Bioinformatics is the discipline at the intersection of biology,computer science,and mathematics.It has developed over the last 20 years by accumulation of researchers from those, and other, disciplines. However, in large part, there is no good definition of exactly what a bioinformatician does. If one were to ask 10 people in the field for a definition, one would get at least 10 different answers. It is also well known that there is a critical shortage of trained bioinformatics personnel, but it is less clear what training is needed. This is, in part, because of the rapid rate of change in the field, its underlying analyses, and its data. In this chapter, we will address those aspects of bioinformatics that contribute to drug discovery and drug development in the pharmaceutical and biotechnology industries.

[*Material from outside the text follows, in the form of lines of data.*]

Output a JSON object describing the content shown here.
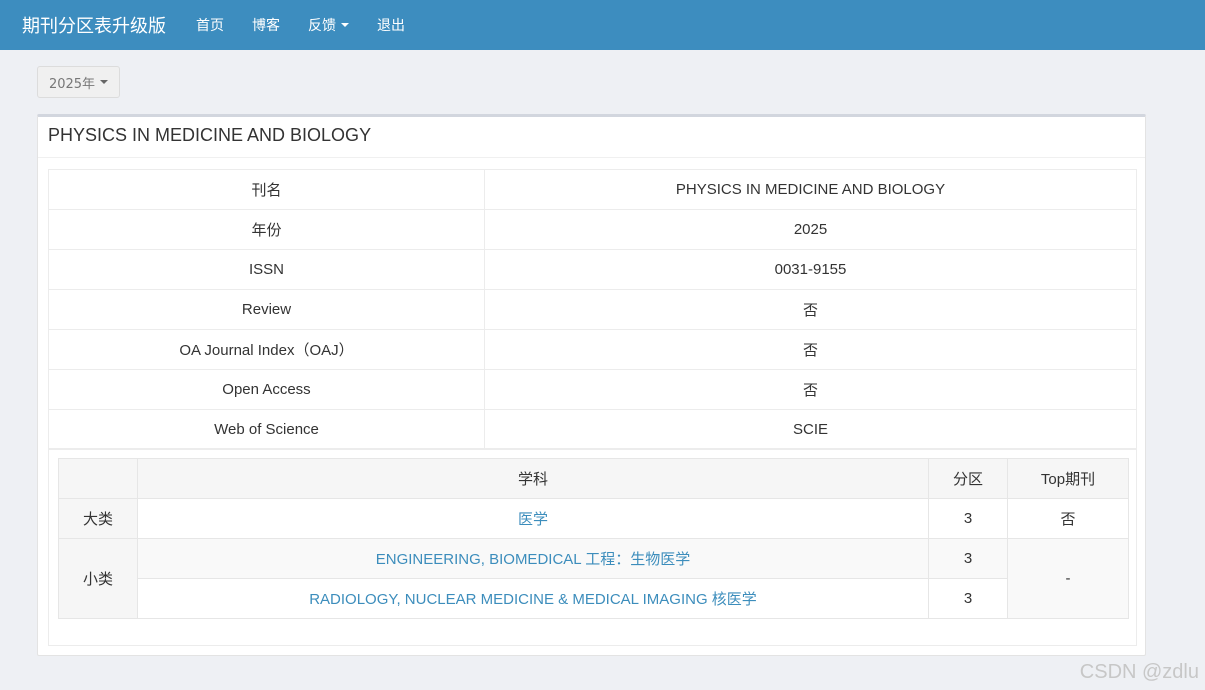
{
  "navbar": {
    "brand": "期刊分区表升级版",
    "items": [
      "首页",
      "博客",
      "反馈",
      "退出"
    ]
  },
  "year_selector": {
    "label": "2025年"
  },
  "panel": {
    "title": "PHYSICS IN MEDICINE AND BIOLOGY"
  },
  "info_table": [
    {
      "key": "刊名",
      "value": "PHYSICS IN MEDICINE AND BIOLOGY"
    },
    {
      "key": "年份",
      "value": "2025"
    },
    {
      "key": "ISSN",
      "value": "0031-9155"
    },
    {
      "key": "Review",
      "value": "否"
    },
    {
      "key": "OA Journal Index（OAJ）",
      "value": "否"
    },
    {
      "key": "Open Access",
      "value": "否"
    },
    {
      "key": "Web of Science",
      "value": "SCIE"
    }
  ],
  "category_table": {
    "headers": {
      "subject": "学科",
      "zone": "分区",
      "top": "Top期刊"
    },
    "major": {
      "label": "大类",
      "subject": "医学",
      "zone": "3",
      "top": "否"
    },
    "minor": {
      "label": "小类",
      "top": "-",
      "rows": [
        {
          "subject": "ENGINEERING, BIOMEDICAL 工程：生物医学",
          "zone": "3"
        },
        {
          "subject": "RADIOLOGY, NUCLEAR MEDICINE & MEDICAL IMAGING 核医学",
          "zone": "3"
        }
      ]
    }
  },
  "watermark": "CSDN @zdlu",
  "colors": {
    "navbar": "#3d8dbf",
    "link": "#3c8dbc",
    "background": "#eef0f4"
  }
}
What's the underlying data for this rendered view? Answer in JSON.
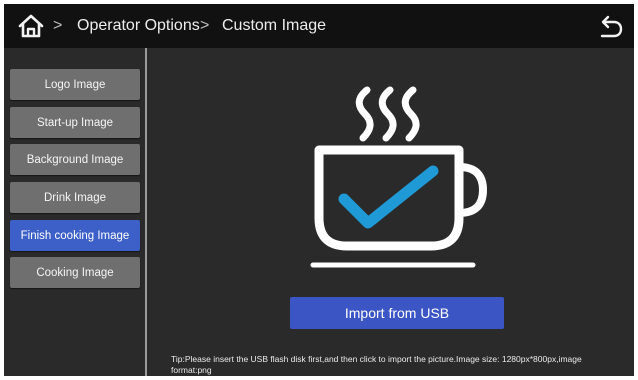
{
  "header": {
    "home_icon": "home-icon",
    "breadcrumb": [
      "Operator Options",
      "Custom Image"
    ],
    "separator": ">",
    "back_icon": "back-arrow-icon"
  },
  "sidebar": {
    "items": [
      {
        "label": "Logo Image",
        "active": false
      },
      {
        "label": "Start-up Image",
        "active": false
      },
      {
        "label": "Background Image",
        "active": false
      },
      {
        "label": "Drink Image",
        "active": false
      },
      {
        "label": "Finish cooking Image",
        "active": true
      },
      {
        "label": "Cooking Image",
        "active": false
      }
    ]
  },
  "main": {
    "preview_icon": "coffee-cup-checkmark-icon",
    "import_button": "Import from USB",
    "tip": "Tip:Please insert the USB flash disk first,and then click to import the picture.Image size: 1280px*800px,image format:png"
  },
  "colors": {
    "accent": "#3b55c4",
    "active_item": "#3c5fc8",
    "inactive_item": "#6f6f6f",
    "check": "#1f9ad6",
    "background": "#2a2a2a",
    "header": "#111111"
  }
}
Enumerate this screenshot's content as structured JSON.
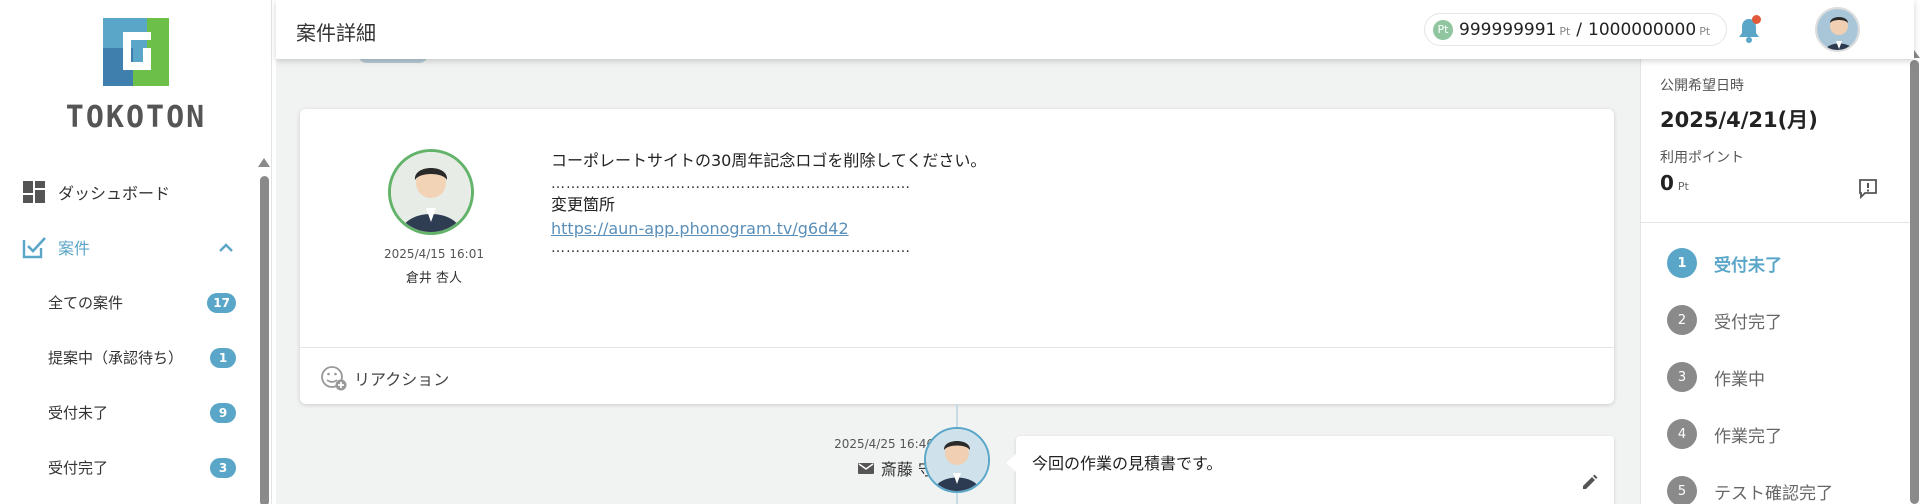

Bioinformatics has developed from a number of academic disciplines, and this has provided a great deal of synergism. However, training in academia does not necessarily provide the background needed for a successful bioinformatics career in industry. This is due to a variety of factors, the chief one being the scale of analyses performed. It is a truism of biology that, until very recently, progress was made “one gene, one protein, one postdoc” at a time. However, in the analysis of human and other genomes for drug targets, there is not enough time or resources to take that approach. Instead, pharmaceutical bioinformaticians must work on hundreds to millions of protein or nucleic acids sequences simultaneously. This bulk-data-processing approach is usually not encountered academically other than in genome sequencing centers. Another difference is that all of the data generated need to be stored and converted into knowledge for experimentalist colleagues, so that they do not have to learn detailed algorithmic interpretation of bioinformatics output.
Bioinformatics can be thought of as consisting of two main interdisciplinary sub-fields: the research and development work required to build the software and database infrastructure and the computation-based research devoted to understanding and solving biological questions. The emphasis of this chapter will be on the application of bioinformatics tools and databases to identify and characterize novel gene targets, which is of interest to pharmaceutical companies. The classical drug discovery paradigm (Fig. 1) depends on the knowledge of functional activity of a protein. This functional knowledge is used either to isolate a target or develop a screen against the target. A pharmaceutical bioinformatician must design a system for converting bulk data and analyses into experimentalist-accessible knowledge. While we describe the current practice of bioinformatics in drug discovery, we also discuss knowledge generation.